Nearly three years passed between the ghastly events in the Catskills and the arrest of Ruthann Aron last June. The Montgomery County politician stands charged with soliciting a would-be hit man to do away with her husband, Barry Aron, and a lawyer named Arthur Kahn. Neither was killed, and certainly the daughter’s arrest has no connection to the father’s murder. Yet they have something in common. Aron’s trial in a Rockville courtroom later this month will turn on the same subject that nagged well-wishers so impressed by her outward composure in that Upstate New York funeral home:
The mystery of Ruthann Aron’s mind.
Ruthann Aron
In her days as a government official, Aron took target practice with Montgomery park police.
(Montgomery Department of Parks and Recreation)

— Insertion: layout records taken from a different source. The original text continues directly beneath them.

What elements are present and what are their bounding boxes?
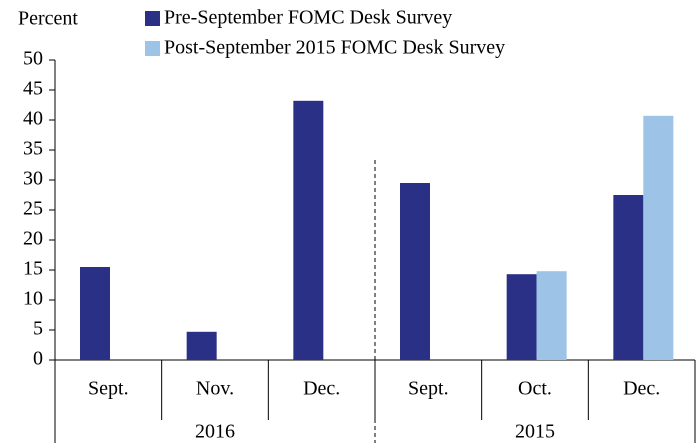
y-axis-label: Percent [18,8,78,30]
legend-label: Pre-September FOMC Desk Survey [164,7,452,29]
bar [643,115,674,360]
y-tick-label: 0 [33,348,43,370]
y-tick-label: 50 [23,48,43,70]
x-tick-label: Nov. [196,378,234,400]
y-tick-label: 20 [23,228,43,250]
y-tick-label: 10 [23,288,43,310]
x-tick-label: Dec. [623,378,660,400]
x-tick-label: Sept. [88,378,129,400]
y-tick-label: 25 [23,198,43,220]
y-tick-label: 30 [23,168,43,190]
legend-swatch [145,11,160,26]
bar [400,183,430,360]
y-tick-label: 40 [23,108,43,130]
y-tick-label: 45 [23,78,43,100]
bar [186,331,217,360]
y-tick-label: 5 [33,318,43,340]
bar [80,267,110,360]
legend-swatch [145,41,160,56]
group-label: 2016 [195,421,235,443]
bar [293,100,324,361]
bar [536,271,567,360]
y-tick-label: 15 [23,258,43,280]
y-tick-label: 35 [23,138,43,160]
x-tick-label: Oct. [518,378,552,400]
x-tick-label: Sept. [408,378,449,400]
bar [613,195,644,360]
bar [506,274,537,360]
group-label: 2015 [515,421,555,443]
x-tick-label: Dec. [303,378,340,400]
legend-label: Post-September 2015 FOMC Desk Survey [164,37,505,59]
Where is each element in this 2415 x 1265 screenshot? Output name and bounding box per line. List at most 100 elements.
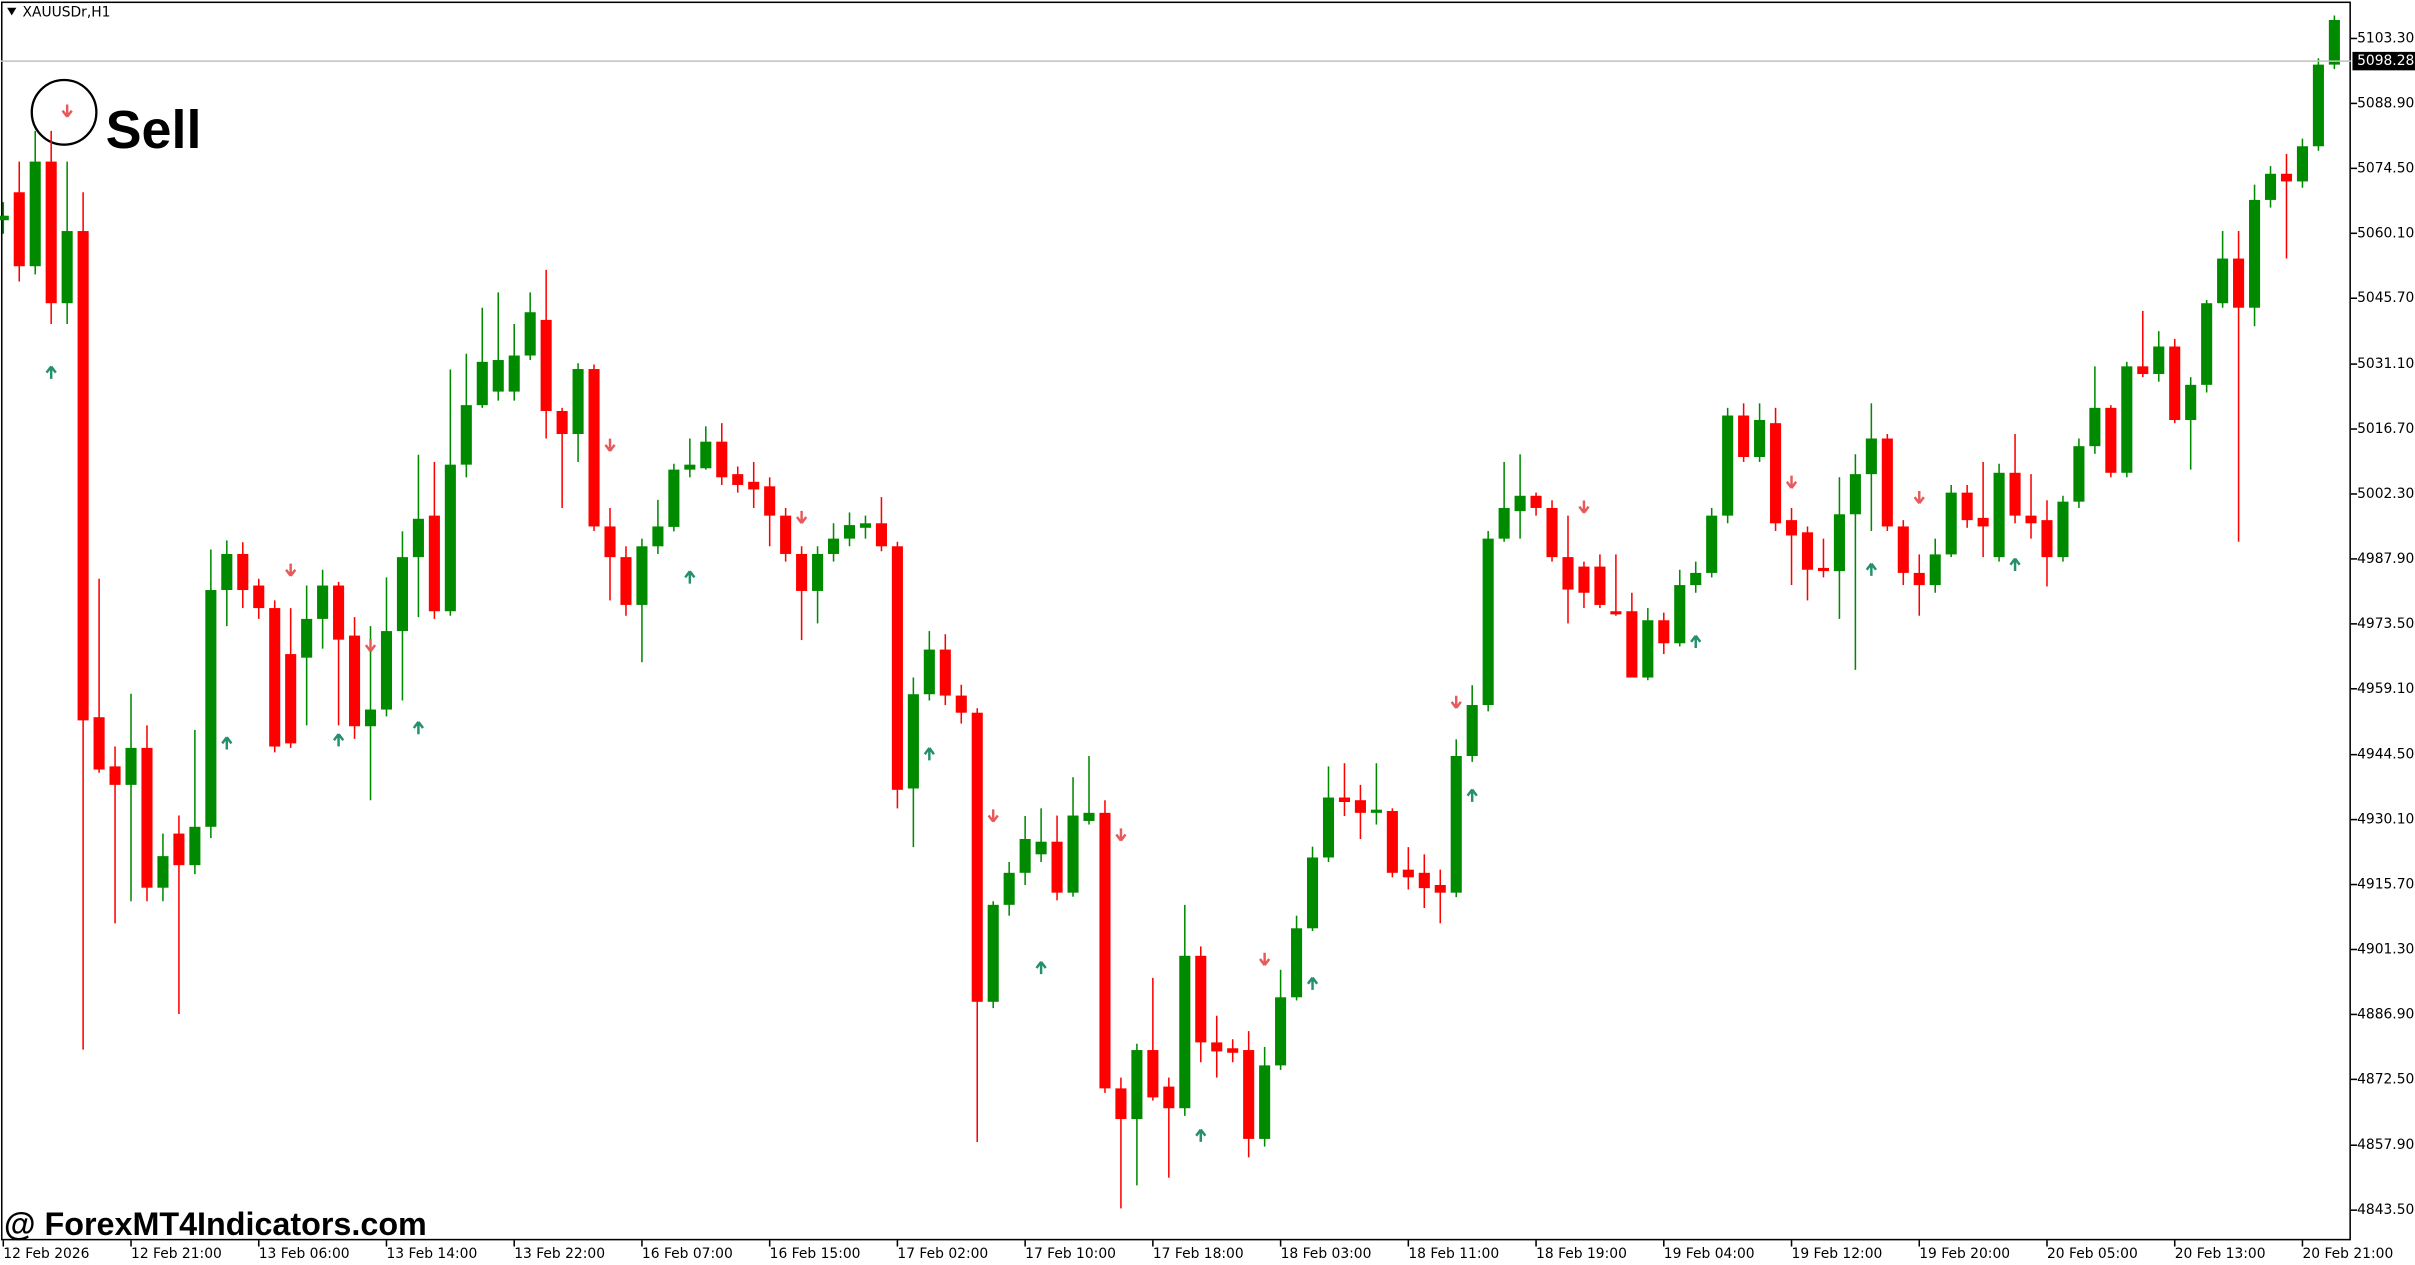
candle-body [1306, 857, 1319, 929]
buy-arrow [684, 570, 696, 584]
candle-body [157, 856, 169, 888]
candle-body [380, 631, 393, 710]
candle-body [13, 192, 25, 267]
candle-body [2041, 520, 2053, 558]
candle-body [1370, 809, 1382, 813]
candle-body [269, 608, 281, 747]
candle-body [716, 441, 728, 478]
y-tick-label: 5060.10 [2357, 225, 2414, 241]
highlight-circle [30, 78, 98, 146]
candle-body [1147, 1050, 1159, 1098]
sell-arrow [364, 638, 377, 652]
y-tick-label: 4886.90 [2357, 1006, 2414, 1022]
x-tick-label: 18 Feb 03:00 [1281, 1246, 1372, 1262]
y-tick-label: 5074.50 [2357, 160, 2414, 176]
candle-body [828, 538, 840, 554]
candle-body [1514, 495, 1526, 512]
candle-body [2009, 472, 2021, 516]
x-tick-label: 19 Feb 20:00 [1919, 1246, 2010, 1262]
candle-body [1674, 585, 1686, 644]
x-tick-label: 16 Feb 07:00 [642, 1246, 733, 1262]
candle-body [333, 585, 345, 640]
candle-body [907, 694, 919, 789]
candle-body [1977, 517, 1989, 527]
candle-body [93, 717, 105, 770]
candle-body [77, 231, 89, 721]
candle-body [476, 361, 488, 406]
x-tick-label: 18 Feb 11:00 [1408, 1246, 1499, 1262]
candle-body [636, 546, 648, 605]
y-tick-label: 4987.90 [2357, 551, 2414, 567]
candle-body [2296, 146, 2308, 182]
candle-body [508, 355, 520, 392]
candle-body [971, 712, 983, 1002]
candle-body [1578, 566, 1590, 593]
candle-body [524, 312, 536, 356]
candle-body [1227, 1048, 1239, 1053]
candle-body [1067, 815, 1079, 893]
x-tick-label: 20 Feb 05:00 [2047, 1246, 2138, 1262]
candle-body [1913, 572, 1925, 586]
candle-body [1754, 420, 1766, 457]
x-tick-label: 20 Feb 21:00 [2302, 1246, 2393, 1262]
y-tick-label: 5088.90 [2357, 95, 2414, 111]
candle-body [2089, 407, 2101, 447]
candle-body [1945, 492, 1957, 555]
symbol-label: XAUUSDr,H1 [23, 4, 111, 20]
candle-body [0, 215, 9, 221]
candle-body [460, 405, 472, 465]
sell-arrow [1115, 828, 1127, 842]
y-tick-label: 4973.50 [2357, 616, 2414, 632]
x-tick-label: 13 Feb 22:00 [514, 1246, 605, 1262]
candle-body [349, 635, 361, 727]
x-tick-label: 12 Feb 21:00 [131, 1246, 222, 1262]
candle-body [1738, 415, 1750, 457]
x-tick-label: 13 Feb 06:00 [259, 1246, 350, 1262]
candle-body [1035, 841, 1047, 855]
candle-body [1530, 495, 1542, 508]
candle-body [1546, 507, 1558, 558]
candle-body [1706, 515, 1718, 573]
buy-arrow [923, 747, 935, 761]
candle-body [237, 553, 249, 591]
y-tick-label: 5031.10 [2357, 356, 2414, 372]
candle-body [301, 618, 313, 658]
buy-arrow [1865, 562, 1877, 576]
candle-body [125, 747, 137, 785]
sell-arrow [285, 563, 297, 577]
candle-body [987, 904, 999, 1002]
plot-frame [0, 1, 2351, 1241]
candle-body [572, 369, 584, 434]
candle-body [1961, 492, 1973, 521]
candle-body [1817, 567, 1829, 572]
watermark: @ ForexMT4Indicators.com [4, 1206, 427, 1242]
candle-body [1594, 566, 1606, 605]
candle-body [1642, 620, 1654, 678]
candle-body [61, 231, 73, 304]
buy-arrow [1306, 976, 1319, 990]
y-tick-label: 4944.50 [2357, 747, 2414, 763]
candle-body [1562, 557, 1574, 590]
candle-body [492, 360, 504, 392]
candle-body [652, 526, 664, 547]
buy-arrow [221, 736, 233, 750]
symbol-menu-icon[interactable] [7, 7, 17, 16]
candle-body [796, 553, 808, 591]
candle-body [859, 523, 872, 528]
candle-body [1083, 812, 1095, 821]
candle-body [1833, 514, 1845, 572]
candle-body [285, 654, 297, 744]
candle-body [780, 515, 792, 554]
candle-body [2121, 366, 2133, 473]
candle-body [1338, 797, 1351, 803]
candle-body [1770, 423, 1782, 524]
candle-body [2137, 366, 2149, 375]
candle-body [2201, 303, 2213, 385]
candle-body [2057, 501, 2069, 558]
candle-body [2249, 199, 2261, 308]
x-tick-label: 17 Feb 10:00 [1025, 1246, 1116, 1262]
candle-body [843, 525, 856, 539]
candle-body [748, 481, 760, 490]
candle-body [173, 833, 185, 866]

The brainy, clumsy only daughter of David and Frieda Greenzweig had grown into a fit, wealthy, rather formidable success. She married a doctor. She earned a couple of million on her own. She helped raise two fine children. She made a respectable showing in the Maryland Republican Senate primary, her very first campaign for public office.
And then, on a summer afternoon in her 54th year, Ruthann Aron allegedly went to a local man she hardly knew and said she wanted someone “eliminated.”
The startled man went to the police. The police arranged for someone to pose as a hit man. Aron allegedly phoned this man. Twice. The police taped it all.
“The tapes,” says Aron’s lead attorney, Barry Helfand, “are bad.” He does not mean they are hard to hear.
And Ruthann Aron? Is she villainy distilled? Or is she sick? Did something going on within her head somehow render her, in the operative phrase of Maryland lawbooks, “not criminally responsible”?
That is the plea she has entered on charges of solicitation to commit murder. It is an insanity defense.
Her trial, scheduled to begin February 25, will take place in two parts. The first section, which determines guilt or innocence, will cover only what Aron allegedly did. The burden of proof lies with the prosecution, which must prove its case beyond a reasonable doubt. And court papers suggest the state will arrive prepared.
Besides the tapes (“We’ll be listening to a lot of tapes,” says Montgomery Deputy State’s Attorney I. Matthew Campbell), prosecutors will present evidence to the jury that, for instance, Aron’s home computer revealed that she made visits to a Web site that peddles how-to books on homemade silencers; that copies of these books were found in her possession; that also in her possession were the prescribed components for such silencers, including two lawn mower mufflers; and that the Arons do not own a lawn mower.
Ruthann Aron and her lawyers
Ruthann Aron with her lawyers Barry Helfand, left, and Erik Bolog in November 1997.
(By Dayna Smith/The Washington Post)
Part two of the trial, however, will address not what Aron did, but why. Not guilt, not innocence, but responsibility. The burden of proof shifts to the defense, but the standard drops to “a preponderance of the evidence.” That evidence will come from a battery of forensic psychiatrists, standing ready to address whether a mental defect prevented Aron from “conforming her conduct” to the law. With Aron’s deep pockets on one side and the reputation of the state’s attorney’s office on the other, it is sizing up as an insanity trial on a scale never seen in Montgomery courts.
“We’re going to put in Ruthann’s life from soup to nuts,” says Helfand. “Everything. Nothing’s going to be held back.”
“The whole trial,” he says, “will be her life story.”